Wednesday, 12 August 2009

Science and Belief

I have just read, in the July 2009 edition of Scientific American, an article by Dr. Michael Shermer PhD.

In the article, entitled, I Want To Believe, Dr. Shermer describes the importance of the null hypothesis to scientific exploration; the notion that, in general, scientific claims are regarded as untrue until and unless they can be verified by means of controlled experiments validated by statistical analysis. However, he goes on to describe a class of such claims which, by their nature, cannot be tested in that way but instead rely for verification on "nuanced analyses of data and a convergence of evidence from multiple lines of inquiry that point to an unmistakable conclusion" Cosmology and archeology are given as examples of this type of study.

Later on in the article, Dr. Shermer refers to a question, the answer to which can probably not be ascertained by either approach, the question of what came before the Big Bang. In other words, what brought the universe into existence? He mentions the idea that the universe which we inhabit might have been proceeded by a multiverse which spawned daughter universes one of which was the one we inhabit but that there is no positive evidence for this conjecture.

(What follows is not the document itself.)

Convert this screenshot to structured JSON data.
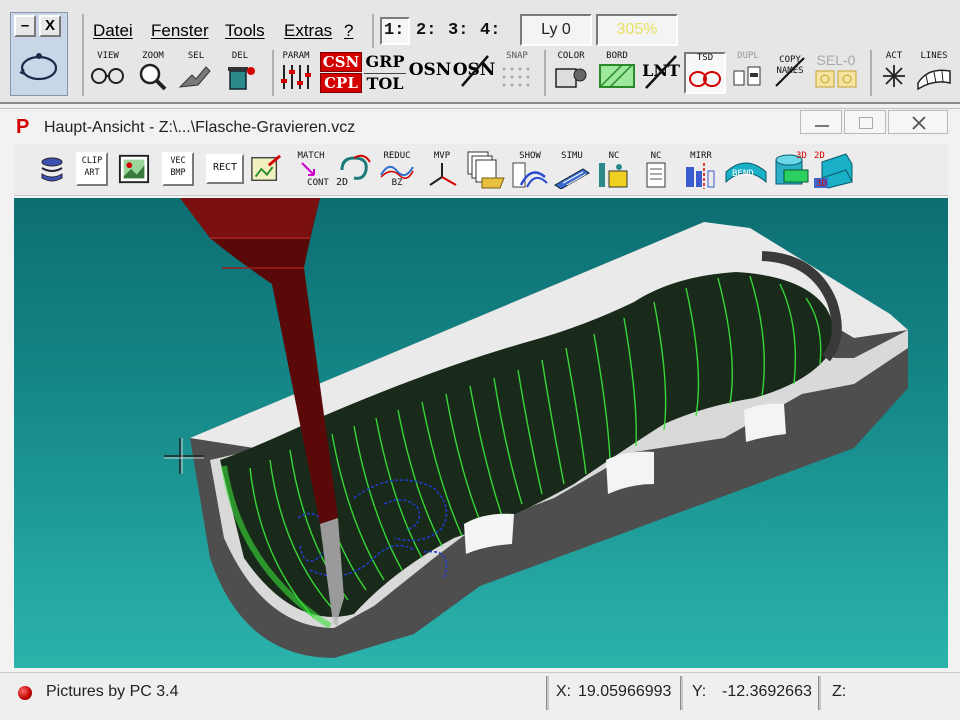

He then adds an intriguing comment to the effect that nor is there any positive evidence for the traditional answer to the question of the origin of the universe; that it was created by God.

I refer to this as intriguing because that remark would seem to compare the possibility of there having been a physical precursor to our universe with the possibility of there having been a metaphysical one, a case, to my mind, of comparing apples with elephants. The implied comparison is invalid.

I raise this matter because Dr. Shermer, who elsewhere describes himself as a skeptic, says that he has concluded that he is a skeptic "not because I do not want to believe but because I want to know." That seems to me to be both an honest and an honorable position. However, to speak about knowledge in respect to God is surely a misuse of the word. Theoretically at least, everything about the physical laws governing the universe is discoverable. However, we should not delude ourselves that any comparable process could uncover any knowledge about God.

I neither know that God exists nor do I know that God does not exist but I am sure that knowledge is not the issue in this context.

Dr. Michael Shermer is the publisher of Skeptic (www.skeptic.com) and the author of Why We Believe.